Colour Depth and Resolution

- Colour depth is the number of bits stored per pixel in bitmaps.
- The more colours needed in the image, the higher the colour depth.
- More colours allow you to fine-grain detail.
- For example, a black and white image has a colour depth of 1 (1=white, 0=black), and an 8-colour image has a colour depth of 3 (000, 001, 010, 011, 100 and so on).
- A colour depth of 24 bits is called True Colour and is what most computers support and use.
- The more colours and detail (resolution) in the image, the more binary that needs to be stored and the higher the file size will be.
- When resolution increases in a bitmap, the amount of pixel increases.
- Quality vs file size is an important consideration.


Compression

- Compression is defined as reducing the size of a file so it takes up less storage.
- Commonly compression is used to maximise the amount of data stored, or to minimise the amount of data travelling over a network.
- There are two types of compression: lossy and lossless.

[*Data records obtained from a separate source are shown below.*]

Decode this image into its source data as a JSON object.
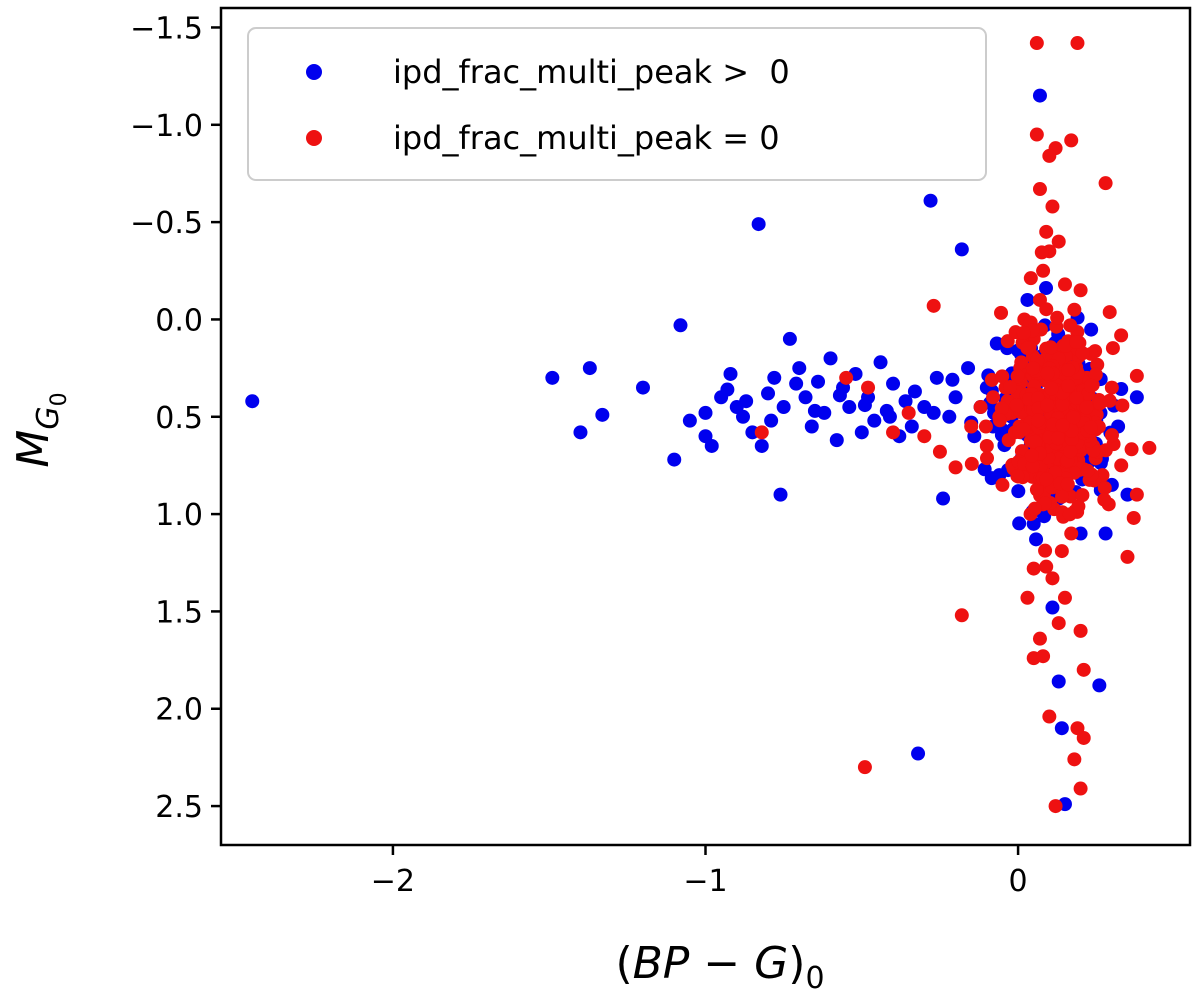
{
  "chart_data": {
    "type": "scatter",
    "xlabel": "(BP − G)₀",
    "xlabel_parts": {
      "open": "(",
      "bp": "BP",
      "minus": " − ",
      "g": "G",
      "close": ")",
      "sub": "0"
    },
    "ylabel": "M_G0",
    "ylabel_parts": {
      "m": "M",
      "g": "G",
      "sub": "0"
    },
    "xlim": [
      -2.55,
      0.55
    ],
    "ylim": [
      2.7,
      -1.6
    ],
    "y_inverted": true,
    "xticks": [
      -2,
      -1,
      0
    ],
    "xtick_labels": [
      "−2",
      "−1",
      "0"
    ],
    "yticks": [
      -1.5,
      -1.0,
      -0.5,
      0.0,
      0.5,
      1.0,
      1.5,
      2.0,
      2.5
    ],
    "ytick_labels": [
      "−1.5",
      "−1.0",
      "−0.5",
      "0.0",
      "0.5",
      "1.0",
      "1.5",
      "2.0",
      "2.5"
    ],
    "legend_position": "top-left",
    "grid": false,
    "series": [
      {
        "name": "ipd_frac_multi_peak >  0",
        "color": "#0000ee",
        "points": [
          [
            -2.45,
            0.42
          ],
          [
            -1.49,
            0.3
          ],
          [
            -1.37,
            0.25
          ],
          [
            -1.4,
            0.58
          ],
          [
            -1.33,
            0.49
          ],
          [
            -1.2,
            0.35
          ],
          [
            -1.1,
            0.72
          ],
          [
            -1.08,
            0.03
          ],
          [
            -1.05,
            0.52
          ],
          [
            -1.0,
            0.48
          ],
          [
            -1.0,
            0.6
          ],
          [
            -0.98,
            0.65
          ],
          [
            -0.95,
            0.4
          ],
          [
            -0.92,
            0.28
          ],
          [
            -0.9,
            0.45
          ],
          [
            -0.88,
            0.5
          ],
          [
            -0.85,
            0.58
          ],
          [
            -0.83,
            -0.49
          ],
          [
            -0.82,
            0.65
          ],
          [
            -0.8,
            0.38
          ],
          [
            -0.78,
            0.3
          ],
          [
            -0.75,
            0.45
          ],
          [
            -0.73,
            0.1
          ],
          [
            -0.7,
            0.25
          ],
          [
            -0.68,
            0.4
          ],
          [
            -0.66,
            0.55
          ],
          [
            -0.64,
            0.32
          ],
          [
            -0.62,
            0.48
          ],
          [
            -0.6,
            0.2
          ],
          [
            -0.58,
            0.62
          ],
          [
            -0.56,
            0.35
          ],
          [
            -0.54,
            0.45
          ],
          [
            -0.52,
            0.28
          ],
          [
            -0.5,
            0.58
          ],
          [
            -0.48,
            0.4
          ],
          [
            -0.46,
            0.52
          ],
          [
            -0.44,
            0.22
          ],
          [
            -0.42,
            0.47
          ],
          [
            -0.4,
            0.33
          ],
          [
            -0.38,
            0.6
          ],
          [
            -0.36,
            0.42
          ],
          [
            -0.34,
            0.55
          ],
          [
            -0.32,
            2.23
          ],
          [
            -0.3,
            0.45
          ],
          [
            -0.28,
            -0.61
          ],
          [
            -0.26,
            0.3
          ],
          [
            -0.24,
            0.92
          ],
          [
            -0.22,
            0.5
          ],
          [
            -0.2,
            0.4
          ],
          [
            -0.18,
            -0.36
          ],
          [
            -0.16,
            0.25
          ],
          [
            -0.14,
            0.6
          ],
          [
            -0.12,
            0.45
          ],
          [
            -0.1,
            0.35
          ],
          [
            -0.08,
            0.55
          ],
          [
            -0.06,
            0.8
          ],
          [
            -0.04,
            0.3
          ],
          [
            -0.02,
            0.5
          ],
          [
            0.0,
            0.4
          ],
          [
            0.02,
            0.2
          ],
          [
            0.03,
            -0.1
          ],
          [
            0.04,
            0.65
          ],
          [
            0.05,
            1.05
          ],
          [
            0.06,
            0.45
          ],
          [
            0.07,
            -1.15
          ],
          [
            0.08,
            0.55
          ],
          [
            0.09,
            0.3
          ],
          [
            0.1,
            0.75
          ],
          [
            0.11,
            1.48
          ],
          [
            0.12,
            0.4
          ],
          [
            0.13,
            1.86
          ],
          [
            0.14,
            2.1
          ],
          [
            0.15,
            2.49
          ],
          [
            0.16,
            0.6
          ],
          [
            0.17,
            0.35
          ],
          [
            0.18,
            0.5
          ],
          [
            0.2,
            1.1
          ],
          [
            0.22,
            0.7
          ],
          [
            0.24,
            0.45
          ],
          [
            0.26,
            1.88
          ],
          [
            0.28,
            1.1
          ],
          [
            0.3,
            0.85
          ],
          [
            0.32,
            0.55
          ],
          [
            0.35,
            0.9
          ],
          [
            0.38,
            0.4
          ],
          [
            -0.93,
            0.36
          ],
          [
            -0.87,
            0.42
          ],
          [
            -0.79,
            0.52
          ],
          [
            -0.71,
            0.33
          ],
          [
            -0.65,
            0.47
          ],
          [
            -0.57,
            0.39
          ],
          [
            -0.49,
            0.44
          ],
          [
            -0.41,
            0.5
          ],
          [
            -0.33,
            0.37
          ],
          [
            -0.27,
            0.48
          ],
          [
            -0.21,
            0.31
          ],
          [
            -0.15,
            0.53
          ],
          [
            -0.09,
            0.43
          ],
          [
            -0.03,
            0.36
          ],
          [
            0.01,
            0.58
          ],
          [
            0.07,
            0.49
          ],
          [
            0.13,
            0.38
          ],
          [
            0.19,
            0.62
          ],
          [
            0.25,
            0.52
          ],
          [
            -0.76,
            0.9
          ]
        ]
      },
      {
        "name": "ipd_frac_multi_peak = 0",
        "color": "#ee1111",
        "points": [
          [
            0.06,
            -1.42
          ],
          [
            0.19,
            -1.42
          ],
          [
            0.06,
            -0.95
          ],
          [
            0.17,
            -0.92
          ],
          [
            0.12,
            -0.88
          ],
          [
            0.1,
            -0.84
          ],
          [
            0.28,
            -0.7
          ],
          [
            0.07,
            -0.67
          ],
          [
            0.11,
            -0.58
          ],
          [
            0.09,
            -0.45
          ],
          [
            0.13,
            -0.4
          ],
          [
            0.1,
            -0.35
          ],
          [
            0.08,
            -0.25
          ],
          [
            0.15,
            -0.18
          ],
          [
            0.2,
            -0.15
          ],
          [
            0.07,
            -0.1
          ],
          [
            0.18,
            -0.05
          ],
          [
            -0.27,
            -0.07
          ],
          [
            0.02,
            0.0
          ],
          [
            0.05,
            0.1
          ],
          [
            0.09,
            0.15
          ],
          [
            0.14,
            0.2
          ],
          [
            0.22,
            0.3
          ],
          [
            0.3,
            0.35
          ],
          [
            0.38,
            0.29
          ],
          [
            -0.82,
            0.58
          ],
          [
            -0.55,
            0.3
          ],
          [
            -0.48,
            0.35
          ],
          [
            -0.4,
            0.58
          ],
          [
            -0.35,
            0.48
          ],
          [
            -0.3,
            0.6
          ],
          [
            -0.25,
            0.68
          ],
          [
            -0.2,
            0.76
          ],
          [
            -0.18,
            1.52
          ],
          [
            -0.15,
            0.55
          ],
          [
            -0.12,
            0.45
          ],
          [
            -0.1,
            0.65
          ],
          [
            -0.08,
            0.4
          ],
          [
            -0.06,
            0.5
          ],
          [
            -0.05,
            0.85
          ],
          [
            -0.04,
            0.35
          ],
          [
            -0.03,
            0.62
          ],
          [
            -0.02,
            0.48
          ],
          [
            -0.01,
            0.58
          ],
          [
            0.0,
            0.45
          ],
          [
            0.01,
            0.38
          ],
          [
            0.02,
            0.7
          ],
          [
            0.03,
            0.52
          ],
          [
            0.04,
            0.42
          ],
          [
            0.05,
            0.6
          ],
          [
            0.06,
            0.48
          ],
          [
            0.07,
            0.75
          ],
          [
            0.08,
            0.55
          ],
          [
            0.09,
            0.4
          ],
          [
            0.1,
            0.65
          ],
          [
            0.11,
            0.5
          ],
          [
            0.12,
            0.35
          ],
          [
            0.13,
            0.58
          ],
          [
            0.14,
            0.45
          ],
          [
            0.15,
            0.7
          ],
          [
            0.16,
            0.52
          ],
          [
            0.17,
            0.4
          ],
          [
            0.18,
            0.62
          ],
          [
            0.19,
            0.48
          ],
          [
            0.2,
            0.55
          ],
          [
            0.21,
            0.42
          ],
          [
            0.22,
            0.6
          ],
          [
            0.23,
            0.5
          ],
          [
            0.24,
            0.65
          ],
          [
            0.25,
            0.45
          ],
          [
            0.03,
            1.43
          ],
          [
            0.05,
            1.74
          ],
          [
            0.07,
            1.64
          ],
          [
            0.09,
            1.27
          ],
          [
            0.11,
            1.33
          ],
          [
            0.13,
            1.56
          ],
          [
            0.15,
            1.43
          ],
          [
            0.17,
            1.1
          ],
          [
            0.19,
            2.1
          ],
          [
            0.2,
            2.41
          ],
          [
            0.21,
            2.15
          ],
          [
            0.18,
            2.26
          ],
          [
            0.12,
            2.5
          ],
          [
            0.1,
            2.04
          ],
          [
            0.08,
            1.73
          ],
          [
            0.2,
            1.6
          ],
          [
            0.21,
            1.8
          ],
          [
            0.35,
            1.22
          ],
          [
            0.38,
            0.9
          ],
          [
            0.42,
            0.66
          ],
          [
            0.37,
            1.02
          ],
          [
            0.29,
            0.95
          ],
          [
            0.33,
            0.75
          ],
          [
            0.27,
            0.8
          ],
          [
            -0.49,
            2.3
          ],
          [
            0.05,
            1.28
          ],
          [
            0.14,
            1.19
          ],
          [
            0.04,
            1.0
          ],
          [
            0.16,
            0.9
          ],
          [
            0.08,
            0.95
          ]
        ]
      }
    ],
    "dense_cluster": {
      "x_center": 0.12,
      "y_center": 0.5,
      "x_spread": 0.11,
      "y_spread": 0.28,
      "count": 420
    }
  }
}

- Lossless compression is where the data can be turned back into its original data, and is done through a process called encoding.
- It does not reduce the file size as much as lossy compression, but can be used on more types of data.
- It is used where a loss in quality is unacceptable.
- A lossless encoding algorithm looks for patterns in the data. For example, if a string was 'uwuuwuowoowo', it would be represented as 'uwu2owo2'.

- Lossy compression, on the other hand, removes quality from a file.
- Lossy compression is irreversible, but can greatly reduce the size of a file.
- It is suitable for files where reducing quality is ok.
- Compressing too much, for example on images, can result in bluriness or other issues.